More than 70% of the costs generated by low back pain are also attributed to chronic patients (those who suffer back pain for more than three months) despite the fact that they represent less than 20% of the total.
Dr. Francisco M. Kovacs, president of the Kovacs Foundation and co-author of the study, affirms that most of these costs are due to the decrease in the activity of those affected, especially to sick leave, which highlights the importance of prevent or reduce the disability of those affected.
Due to the high prevalence of back complaints and their consequences, a group of Spanish researchers has carried out a study, recently published in the journal Pain Medicine, to determine the influence of the psychological factors about the degree of disability caused by these pathologies. 52 doctors and psychologists of the Kovacs Foundation, several Universities, and 123 patients treated in Units of Pain of nine Spanish hospitals participated in this study.
Previous research had found that the disability generated by low back pain was directly associated with feelings such as fear and catastrophism, that is, those patients who dramatized their situation, suffered a more limiting pain
Dr. Jenny Moix, lead author of the study and professor of psychology at the Autonomous University of Barcelona, explained that previous research had found that the disability generated by back pain was directly associated with feelings such as fear and catastrophism, is say, that those patients who dramatized their situation, suffered a more limiting pain.
In other studies it has been observed that, in addition, cultural factors influence psychological factors and, for example, studies conducted with Spanish patients showed that some of these factors, such as avoidance behavior, catastrophism or even fear, did not produce no relevant effect on them.
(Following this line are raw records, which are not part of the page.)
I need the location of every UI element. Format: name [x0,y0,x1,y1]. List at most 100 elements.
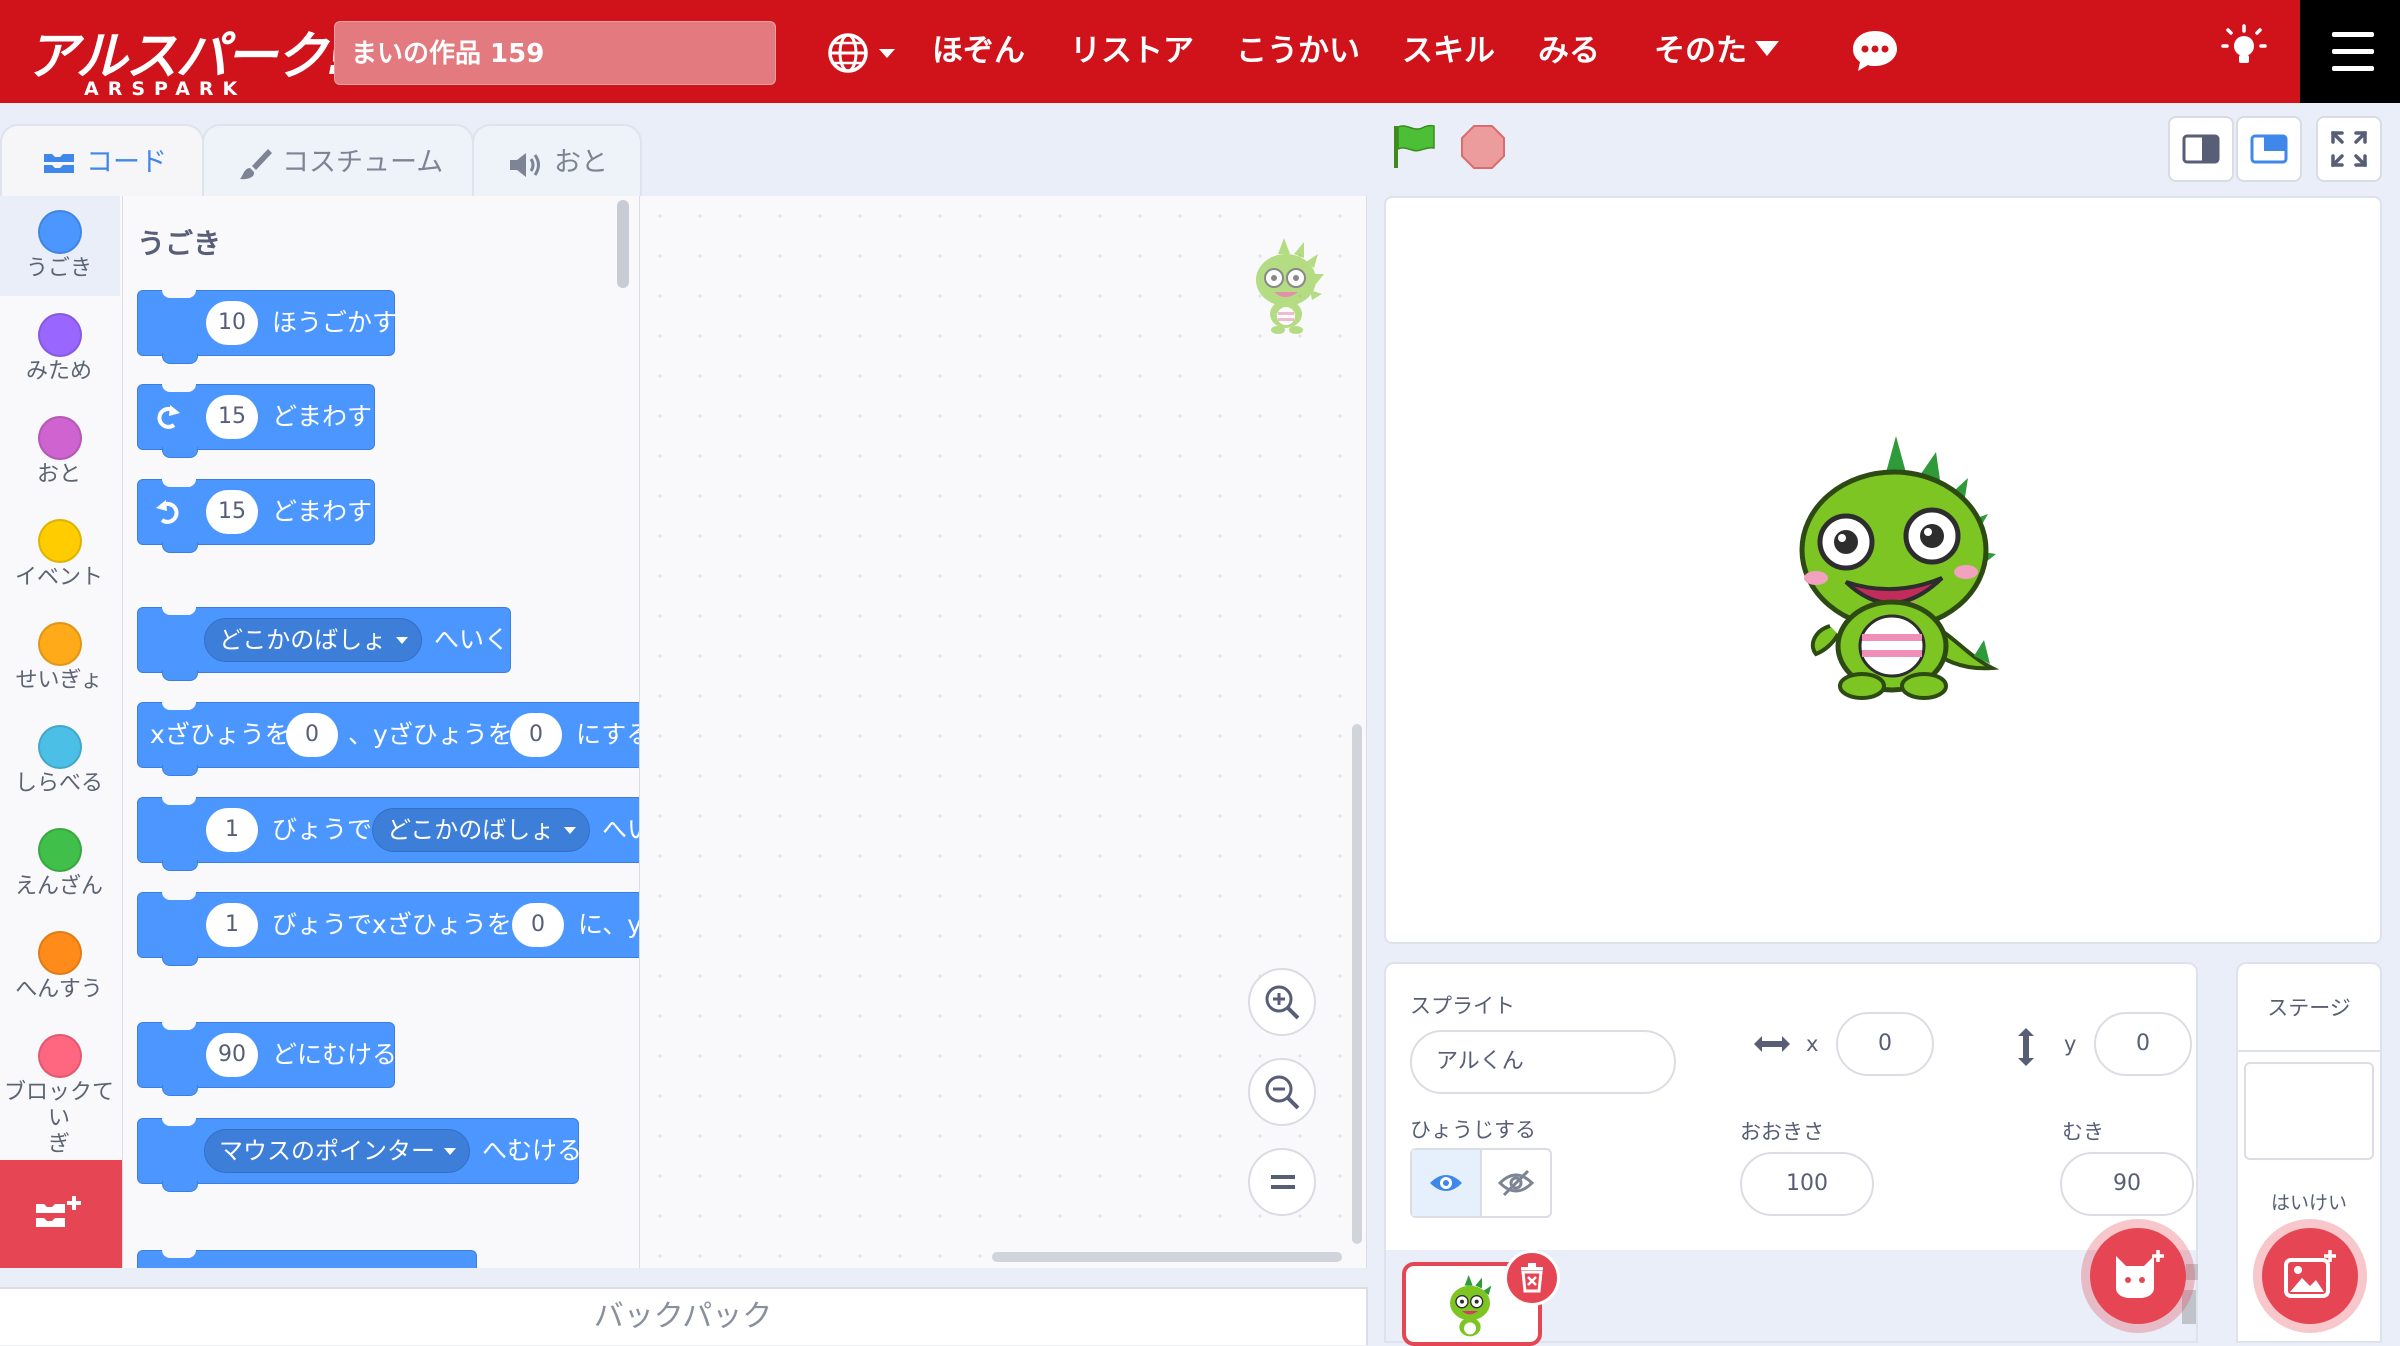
block-input[interactable]: 90 [206,1033,258,1077]
fullscreen-button[interactable] [2316,116,2382,182]
trash-icon [1521,1263,1543,1293]
block-input[interactable]: 1 [206,903,258,947]
tab-code-label: コード [86,147,167,178]
green-flag-icon[interactable] [1390,122,1440,172]
category-label: うごき [25,256,92,281]
block-turn-left[interactable]: 15 どまわす [137,479,375,553]
chevron-down-icon [1755,41,1779,56]
code-workspace[interactable] [640,196,1367,1268]
menu-skill[interactable]: スキル [1402,26,1495,76]
block-point-towards[interactable]: マウスのポインター へむける [137,1118,582,1192]
code-icon [44,154,74,173]
chevron-down-icon [879,49,895,58]
tab-sound-label: おと [554,147,608,178]
y-input[interactable]: 0 [2094,1012,2192,1076]
category-dot [38,210,82,254]
project-title-input[interactable]: まいの作品 159 [334,21,776,85]
menu-share[interactable]: こうかい [1236,26,1360,76]
block-input[interactable]: 15 [206,490,258,534]
block-point-in-direction[interactable]: 90 どにむける [137,1022,397,1096]
sprite-name-input[interactable]: アルくん [1410,1030,1676,1094]
block-text: に、yざ [578,910,639,939]
block-go-to[interactable]: どこかのばしょ へいく [137,607,511,681]
stage-thumbnail[interactable] [2244,1062,2374,1160]
block-input[interactable]: 0 [512,903,564,947]
block-input[interactable]: 0 [286,713,338,757]
language-menu[interactable] [826,28,898,78]
block-text: どまわす [272,402,373,431]
category-sound[interactable]: おと [0,402,120,502]
category-sensing[interactable]: しらべる [0,711,120,811]
block-turn-right[interactable]: 15 どまわす [137,384,375,458]
category-variables[interactable]: へんすう [0,917,120,1017]
menu-restore[interactable]: リストア [1070,26,1194,76]
stage-canvas[interactable] [1384,196,2382,944]
tab-sound[interactable]: おと [472,124,642,197]
add-sprite-button[interactable] [2090,1228,2186,1324]
vertical-arrows-icon [2018,1028,2034,1066]
sprite-list-scroll-up[interactable] [2186,1264,2198,1280]
menu-more[interactable]: そのた [1654,26,1784,76]
tab-costume[interactable]: コスチューム [202,124,474,197]
category-dot [38,828,82,872]
category-label: みため [25,359,92,384]
rotate-right-icon [157,405,180,429]
workspace-vertical-scrollbar[interactable] [1352,724,1362,1244]
block-dropdown[interactable]: どこかのばしょ [372,808,590,852]
block-input[interactable]: 0 [510,713,562,757]
category-motion[interactable]: うごき [0,196,120,296]
zoom-in-button[interactable] [1248,968,1316,1036]
workspace-horizontal-scrollbar[interactable] [992,1252,1342,1262]
category-operators[interactable]: えんざん [0,814,120,914]
block-glide-to-xy[interactable]: 1 びょうでxざひょうを 0 に、yざ [137,892,639,966]
eye-icon [1430,1175,1462,1191]
category-dot [38,1034,82,1078]
block-text: びょうでxざひょうを [272,910,512,939]
stop-icon[interactable] [1460,124,1506,170]
block-input[interactable]: 15 [206,395,258,439]
block-text: にする [576,720,639,749]
direction-input[interactable]: 90 [2060,1152,2194,1216]
category-dot [38,725,82,769]
block-input[interactable]: 10 [206,301,258,345]
block-move-steps[interactable]: 10 ほうごかす [137,290,397,364]
small-stage-button[interactable] [2168,116,2234,182]
block-partial[interactable] [137,1250,477,1268]
sprite-list-scrollbar[interactable] [2182,1290,2196,1324]
size-input[interactable]: 100 [1740,1152,1874,1216]
show-button[interactable] [1412,1150,1482,1216]
sprite-dinosaur[interactable] [1796,430,2006,700]
category-label: イベント [14,565,103,590]
tab-code[interactable]: コード [0,124,204,197]
category-looks[interactable]: みため [0,299,120,399]
menu-bar: アルスパーク! ARSPARK まいの作品 159 ほぞん リストア こうかい … [0,0,2400,103]
category-events[interactable]: イベント [0,505,120,605]
zoom-reset-button[interactable] [1248,1148,1316,1216]
normal-stage-button[interactable] [2236,116,2302,182]
zoom-out-button[interactable] [1248,1058,1316,1126]
block-dropdown[interactable]: どこかのばしょ [204,618,422,662]
block-input[interactable]: 1 [206,808,258,852]
x-input[interactable]: 0 [1836,1012,1934,1076]
lightbulb-icon[interactable] [2221,24,2267,74]
chat-icon[interactable] [1850,28,1900,74]
block-glide-to[interactable]: 1 びょうで どこかのばしょ へい [137,797,639,871]
category-menu: うごき みため おと イベント せいぎょ しらべる えんざん へんすう ブロック… [0,196,123,1268]
delete-sprite-button[interactable] [1504,1250,1560,1306]
hide-button[interactable] [1482,1150,1552,1216]
palette-scrollbar[interactable] [617,200,629,288]
block-go-to-xy[interactable]: xざひょうを 0 、yざひょうを 0 にする [137,702,639,776]
hamburger-menu-button[interactable] [2300,0,2400,103]
add-backdrop-button[interactable] [2262,1228,2358,1324]
speaker-icon [510,153,540,177]
block-dropdown[interactable]: マウスのポインター [204,1129,470,1173]
equals-icon [1271,1175,1295,1189]
category-control[interactable]: せいぎょ [0,608,120,708]
add-extension-button[interactable] [0,1160,122,1268]
menu-view[interactable]: みる [1538,26,1600,76]
menu-save[interactable]: ほぞん [932,26,1025,76]
backpack-bar[interactable]: バックパック [0,1287,1368,1345]
category-my-blocks[interactable]: ブロックてい ぎ [0,1020,120,1157]
arspark-logo[interactable]: アルスパーク! ARSPARK [22,14,349,100]
stage-title: ステージ [2267,996,2351,1020]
Research with Spanish patients has shown that the level of anxiety presented by these patients is the only psychological factor that is related to the degree of disability caused by back pain. But understanding this level of anxiety, as Professor Moix explains, as anxious as an individual (trait of his personality) and not as anxiety that can show in a particular situation or time.
Dr. Kovacs points out that, according to the data obtained, new studies are needed to check whether back pain and the resulting disability "is worse in those patients with more anxious personalities" and if, if so, establish targeted treatments To reduce the anxiety of those patients, it would also improve their pain and the disability they suffer.